Suasana sangat mencekam, dan tentu saja taruhannya adalah nyawa. Secara fisik kaum muslimin kelaparan belum lagi hawa dingin yang merasuk hingga ke tulang. Sementara itu secara psikologis mereka tengah diguncang tekanan dengan hebat karena pengepungan musuh dari dalam dan luar Madinah.
            Kejadian luar biasa itu terjadi saat penggalian parit khandak berlangsung. Kaum muslimin mendapati batu besar dalam penggalian. Kemudian mereka mengadukan hal itu kepada rosulullah. Maka beliaupun datang sambil membawa cangkul kemudian mengucapkan, “Bismillah”. Selanjutnya langsung memukul batu itu dengan sekali pukulan hingga mengeluarkan percikan bunga api. Kemudian mengucapkan, “Allahu Akbar, telah diberikan kepadaku kunci-kunci kerajaan Syam. Demi Allah, saat ini aku benar-benar melihat istana-istananya yang (penuh dengan gemerlapan).” Kemudian beliau memukul tanah itu untuk yang kedua kalinya. Maka terpecahlah sisi yang lainnya. Lalu beliaupun bersabda, “Allahu Akbar, telah diberikan kepadaku negeri Persia.

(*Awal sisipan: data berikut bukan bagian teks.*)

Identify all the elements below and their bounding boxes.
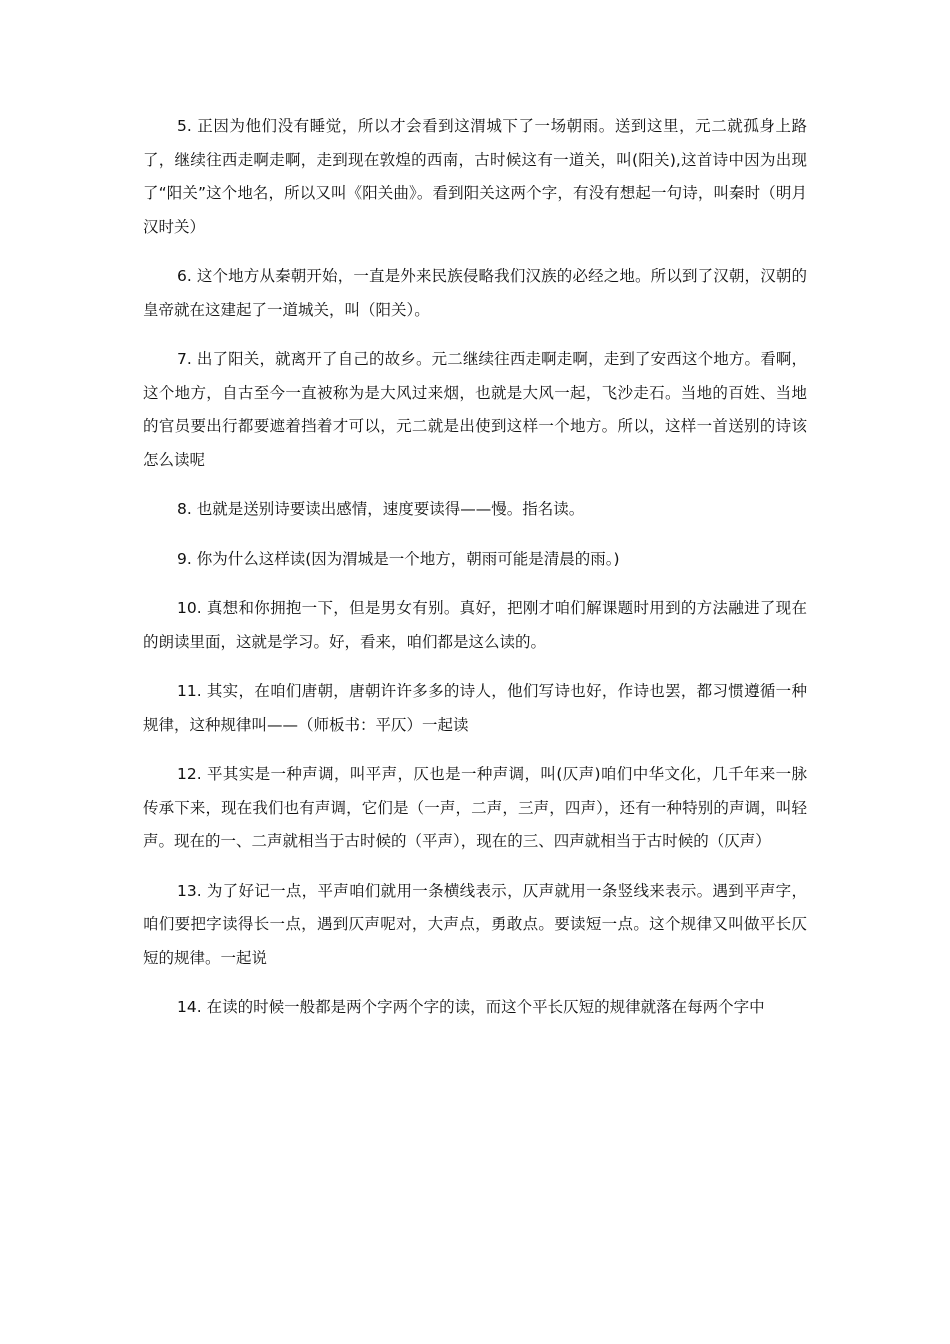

            Demi Allah, aku benar-benar melihat istana kerajaannya yang penuh dengan gemerlapan sekarang ini.” Lantas beliau memukul tanah itu untuk yang ketiga kalinya seraya mengucapkan, “Allahu Akbar”. Maka terpecahlah bagian yang tersisa dari batu itu. Kemudian beliau bersabda, “Allahu Akbar, aku benar-benar diberi kunci-kunci kerajaan Yaman. Demi Allah, aku benar-benar melihat pintu-pintu Shan’a dari tempatku ini” (Al-Mubarakfuri, 2005).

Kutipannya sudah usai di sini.